Видно, у остальных он был предводителем, и его послушались. Зашуршало в кустарнике, замелькали светлые встрёпанные головы. Обходили, не решаясь выйти на дорогу, и охали — выберутся с расцарапанными лицами и руками, не иначе, и некого будет винить, кроме себя.
— Отец говорил, у него руки по локоть в крови, а они чистые, — раздался задумчивый голос.
— Отмыл, видно! Не стой, идём.
Они выбрались, отряхиваясь, как птицы, и упорхнули.
— А видели, видели, как он палку отнял?.. — восторженно донеслось напоследок, но ответа Шогол-Ву уже не расслышал.
Он перевёл взгляд на старика.
— Ничего, — сказал тот. — Привыкнут. Эти первые и привыкнут. А с другими я поговорю…
И, развернувшись, неторопливо побрёл туда, откуда пришёл. Это было по пути к реке, так что Шогол-Ву направился следом.
— Скоро зацветёт, — сказал старик и повёл рукой. — Люблю эту пору. Ну-ка, сядь.
Он указал, и Шогол-Ву увидел скамью, врытую в стороне от дороги. Удобную, со спинкой, по краю которой был пущен узор. Прежде чем сесть, Шогол-Ву огладил пальцами дерево, где раскрывались, как живые, белые цветы. Потом заметил на сиденье дощечку с начатой резьбой и нож со смешным, короче рукояти клинком.
— Ты сядь, — повторил старик. — Послушай.
Шогол-Ву опустился на сиденье и прислушался.
Он слышал, как шепчут ветви и щебечут птицы, как где-то далеко лает пёс. Чуял, как тянет влагой от далёкой реки, и видел, как поблёскивает она между стволов. Что хотел от него старик, он не понял и уже собирался спросить, когда услышал песню стренги.

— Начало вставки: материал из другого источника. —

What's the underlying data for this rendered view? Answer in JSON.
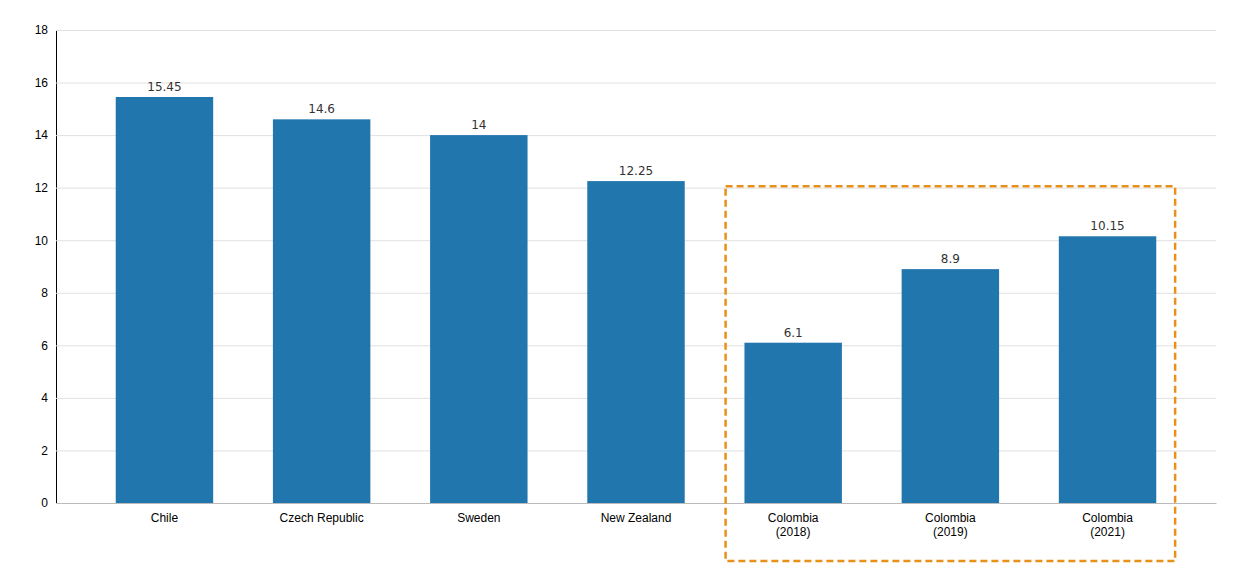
{
  "chart_data": {
    "type": "bar",
    "categories": [
      "Chile",
      "Czech Republic",
      "Sweden",
      "New Zealand",
      "Colombia\n(2018)",
      "Colombia\n(2019)",
      "Colombia\n(2021)"
    ],
    "values": [
      15.45,
      14.6,
      14,
      12.25,
      6.1,
      8.9,
      10.15
    ],
    "color": "#2176AE",
    "ylim": [
      0,
      18
    ],
    "yticks": [
      0,
      2,
      4,
      6,
      8,
      10,
      12,
      14,
      16,
      18
    ],
    "grid": true,
    "data_labels": true
  }
}
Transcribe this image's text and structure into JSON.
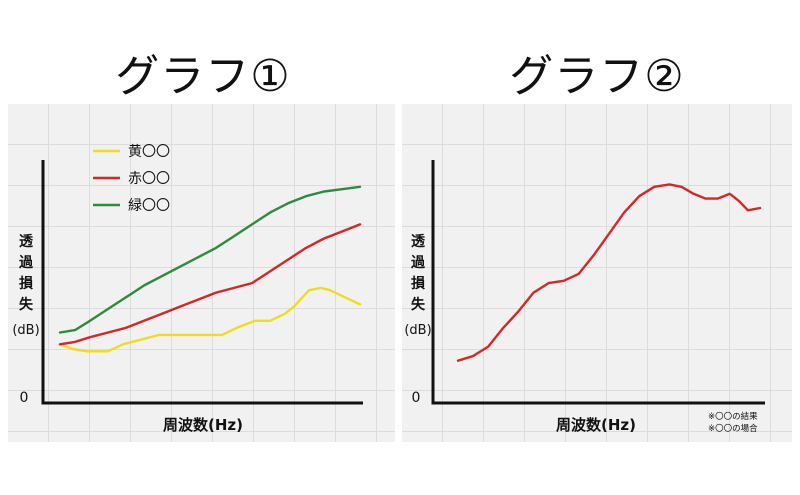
{
  "panels": [
    {
      "title": "グラフ①"
    },
    {
      "title": "グラフ②"
    }
  ],
  "notes": [
    "※〇〇の結果",
    "※〇〇の場合"
  ],
  "chart_data": [
    {
      "type": "line",
      "title": "グラフ①",
      "xlabel": "周波数(Hz)",
      "ylabel": "透過損失",
      "yunit": "(dB)",
      "ytick": "0",
      "grid": true,
      "legend_position": "top-left",
      "xlim": [
        0,
        100
      ],
      "ylim": [
        0,
        100
      ],
      "series": [
        {
          "name": "黄〇〇",
          "color": "#f0dc1e",
          "x": [
            0,
            4,
            9,
            16,
            21,
            27,
            33,
            38,
            43,
            49,
            54,
            59,
            65,
            70,
            75,
            78,
            83,
            87,
            90,
            95,
            100
          ],
          "y": [
            25,
            23,
            22,
            22,
            25,
            27,
            29,
            29,
            29,
            29,
            29,
            32,
            35,
            35,
            38,
            41,
            48,
            49,
            48,
            45,
            42
          ]
        },
        {
          "name": "赤〇〇",
          "color": "#d42828",
          "x": [
            0,
            5,
            10,
            16,
            22,
            28,
            34,
            40,
            46,
            52,
            58,
            64,
            70,
            76,
            82,
            88,
            94,
            100
          ],
          "y": [
            25,
            26,
            28,
            30,
            32,
            35,
            38,
            41,
            44,
            47,
            49,
            51,
            56,
            61,
            66,
            70,
            73,
            76
          ]
        },
        {
          "name": "緑〇〇",
          "color": "#2e8b3c",
          "x": [
            0,
            5,
            10,
            16,
            22,
            28,
            34,
            40,
            46,
            52,
            58,
            64,
            70,
            76,
            82,
            88,
            94,
            100
          ],
          "y": [
            30,
            31,
            35,
            40,
            45,
            50,
            54,
            58,
            62,
            66,
            71,
            76,
            81,
            85,
            88,
            90,
            91,
            92
          ]
        }
      ]
    },
    {
      "type": "line",
      "title": "グラフ②",
      "xlabel": "周波数(Hz)",
      "ylabel": "透過損失",
      "yunit": "(dB)",
      "ytick": "0",
      "grid": true,
      "xlim": [
        0,
        100
      ],
      "ylim": [
        0,
        100
      ],
      "series": [
        {
          "name": "",
          "color": "#d42828",
          "x": [
            0,
            5,
            10,
            15,
            20,
            25,
            30,
            35,
            40,
            45,
            50,
            55,
            60,
            65,
            70,
            74,
            78,
            82,
            86,
            90,
            93,
            96,
            100
          ],
          "y": [
            18,
            20,
            24,
            32,
            39,
            47,
            51,
            52,
            55,
            63,
            72,
            81,
            88,
            92,
            93,
            92,
            89,
            87,
            87,
            89,
            86,
            82,
            83
          ]
        }
      ]
    }
  ]
}
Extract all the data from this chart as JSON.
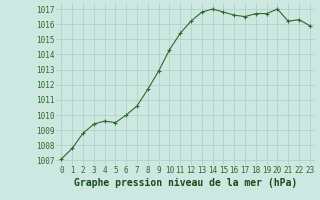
{
  "x": [
    0,
    1,
    2,
    3,
    4,
    5,
    6,
    7,
    8,
    9,
    10,
    11,
    12,
    13,
    14,
    15,
    16,
    17,
    18,
    19,
    20,
    21,
    22,
    23
  ],
  "y": [
    1007.1,
    1007.8,
    1008.8,
    1009.4,
    1009.6,
    1009.5,
    1010.0,
    1010.6,
    1011.7,
    1012.9,
    1014.3,
    1015.4,
    1016.2,
    1016.8,
    1017.0,
    1016.8,
    1016.6,
    1016.5,
    1016.7,
    1016.7,
    1017.0,
    1016.2,
    1016.3,
    1015.9
  ],
  "line_color": "#2d6a2d",
  "marker_color": "#2d6a2d",
  "bg_color": "#cce8e0",
  "grid_color": "#aacfc8",
  "xlabel": "Graphe pression niveau de la mer (hPa)",
  "xlabel_color": "#1a4a1a",
  "ylabel_ticks": [
    1007,
    1008,
    1009,
    1010,
    1011,
    1012,
    1013,
    1014,
    1015,
    1016,
    1017
  ],
  "ylim": [
    1006.7,
    1017.4
  ],
  "xlim": [
    -0.5,
    23.5
  ],
  "tick_color": "#2d6a2d",
  "tick_fontsize": 5.5,
  "xlabel_fontsize": 7.0
}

Она звучала будто на грани яви и сна, сплетаясь с дыханием ветра, с голосами птиц и ветвей, со всем этим светлым и тёплым днём, и лесом, и безмятежным холмом над ним.

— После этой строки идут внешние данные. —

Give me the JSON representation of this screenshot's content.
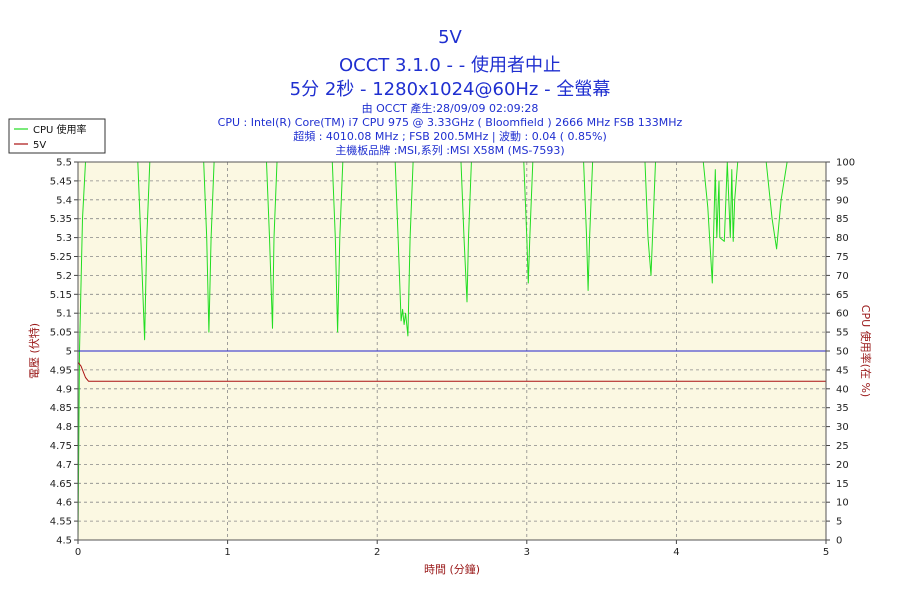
{
  "header": {
    "title_line1": "5V",
    "title_line2": "OCCT 3.1.0 -  - 使用者中止",
    "title_line3": "5分 2秒 - 1280x1024@60Hz - 全螢幕",
    "info_lines": [
      "由 OCCT 產生:28/09/09 02:09:28",
      "CPU : Intel(R) Core(TM) i7 CPU 975 @ 3.33GHz ( Bloomfield ) 2666 MHz FSB 133MHz",
      "超頻 : 4010.08 MHz ; FSB 200.5MHz | 波動 : 0.04 ( 0.85%)",
      "主機板品牌 :MSI,系列 :MSI X58M (MS-7593)"
    ]
  },
  "colors": {
    "cpu": "#22dd22",
    "volt": "#aa1111",
    "ref": "#2222cc",
    "plot_bg": "#fbf8e2",
    "grid": "#888888"
  },
  "chart_data": {
    "type": "line",
    "xlabel": "時間 (分鐘)",
    "ylabel_left": "電壓 (伏特)",
    "ylabel_right": "CPU 使用率(在 %)",
    "xlim": [
      0,
      5
    ],
    "ylim_left": [
      4.5,
      5.5
    ],
    "ylim_right": [
      0,
      100
    ],
    "x_ticks": [
      "0",
      "1",
      "2",
      "3",
      "4",
      "5"
    ],
    "y_left_ticks": [
      "4.5",
      "4.55",
      "4.6",
      "4.65",
      "4.7",
      "4.75",
      "4.8",
      "4.85",
      "4.9",
      "4.95",
      "5",
      "5.05",
      "5.1",
      "5.15",
      "5.2",
      "5.25",
      "5.3",
      "5.35",
      "5.4",
      "5.45",
      "5.5"
    ],
    "y_right_ticks": [
      "0",
      "5",
      "10",
      "15",
      "20",
      "25",
      "30",
      "35",
      "40",
      "45",
      "50",
      "55",
      "60",
      "65",
      "70",
      "75",
      "80",
      "85",
      "90",
      "95",
      "100"
    ],
    "grid": true,
    "legend": "top-left",
    "series": [
      {
        "name": "CPU 使用率",
        "axis": "right",
        "x": [
          0.0,
          0.01,
          0.03,
          0.05,
          0.07,
          0.4,
          0.42,
          0.445,
          0.46,
          0.48,
          0.84,
          0.86,
          0.875,
          0.89,
          0.91,
          1.26,
          1.28,
          1.3,
          1.31,
          1.33,
          1.7,
          1.72,
          1.735,
          1.75,
          1.77,
          2.12,
          2.14,
          2.16,
          2.17,
          2.18,
          2.19,
          2.205,
          2.22,
          2.24,
          2.56,
          2.58,
          2.6,
          2.61,
          2.63,
          2.98,
          3.0,
          3.01,
          3.02,
          3.04,
          3.38,
          3.4,
          3.41,
          3.42,
          3.44,
          3.79,
          3.81,
          3.83,
          3.84,
          3.86,
          4.18,
          4.21,
          4.24,
          4.26,
          4.27,
          4.285,
          4.29,
          4.32,
          4.34,
          4.36,
          4.37,
          4.38,
          4.39,
          4.41,
          4.6,
          4.64,
          4.67,
          4.7,
          4.74,
          4.98,
          5.0
        ],
        "values": [
          0,
          50,
          85,
          100,
          100,
          100,
          80,
          53,
          80,
          100,
          100,
          80,
          55,
          80,
          100,
          100,
          80,
          56,
          80,
          100,
          100,
          80,
          55,
          80,
          100,
          100,
          80,
          58,
          61,
          57,
          60,
          54,
          80,
          100,
          100,
          80,
          63,
          80,
          100,
          100,
          80,
          68,
          80,
          100,
          100,
          80,
          66,
          80,
          100,
          100,
          80,
          70,
          80,
          100,
          100,
          88,
          68,
          98,
          80,
          95,
          80,
          79,
          100,
          80,
          98,
          79,
          90,
          100,
          100,
          85,
          77,
          90,
          100,
          100,
          100
        ]
      },
      {
        "name": "5V",
        "axis": "left",
        "x": [
          0.0,
          0.02,
          0.05,
          0.07,
          5.0
        ],
        "values": [
          4.97,
          4.96,
          4.93,
          4.92,
          4.92
        ]
      },
      {
        "name": "",
        "axis": "left",
        "x": [
          0.0,
          5.0
        ],
        "values": [
          5.0,
          5.0
        ]
      }
    ]
  }
}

— Расслышал? — усмехнулся старик и принялся неторопливо собирать вещи в мешок. — Жизнь чудна. Сколько живу, всё удивляюсь.
Шогол-Ву подал ему дощечку, перед тем разглядев осторожно, чтобы не повредить. Там распускались первоцветы: какие-то были едва намечены, а другие уже вырвались из дерева, расправили тонкие лепестки.
— Я хочу научиться, — сказал он. — Хочу так уметь.
Прозрачный, как речная вода, взгляд задержался на нём, морщинистые пальцы бережно взяли работу.
— Я бываю тут по утрам, — ответил старик. — Как рассветёт, я тут. Приходи, научу.
Он затянул тесёмки мешка и кивнул.
— А теперь пойду. Сорванцы эти, я думаю, уже народ всполошили. Как раз все соберутся, пока дойду, вот и потолкуем с ними.
Он вздохнул, пожевал губами и продолжил:
— Все мы станем листьями на ветвях белого леса, а кем потом? Кем были мы прежде, и где опять родимся на свет? То нам не ведомо. Мы не разные, мы одно, и враждуя с другими, мы враждуем сами с собой. Да. Говорить будут, не без того, когда в лицо, а когда за спиной, но они не со зла. По глупости. Привыкнут, дай им время.
И старик ушёл, а Шогол-Ву посидел ещё немного, слушая далёкую стренгу. Потом поднялся и направился к реке.
Чем ближе он подходил, тем яснее звучала песня, разливалась над тихой водой. И стали слышны два голоса, мужской и женский: они летели, то уступая друг другу, то сплетаясь, таяли в тихом плеске волны и рождались опять. А берег горел. Пересветыши слушали, покачиваясь, и шуршали негромко. Обсели дерево, но держались в стороне от корней — видно, чтобы не упасть в воду и не смять ковёр первоцветов, выросших здесь за одну ночь.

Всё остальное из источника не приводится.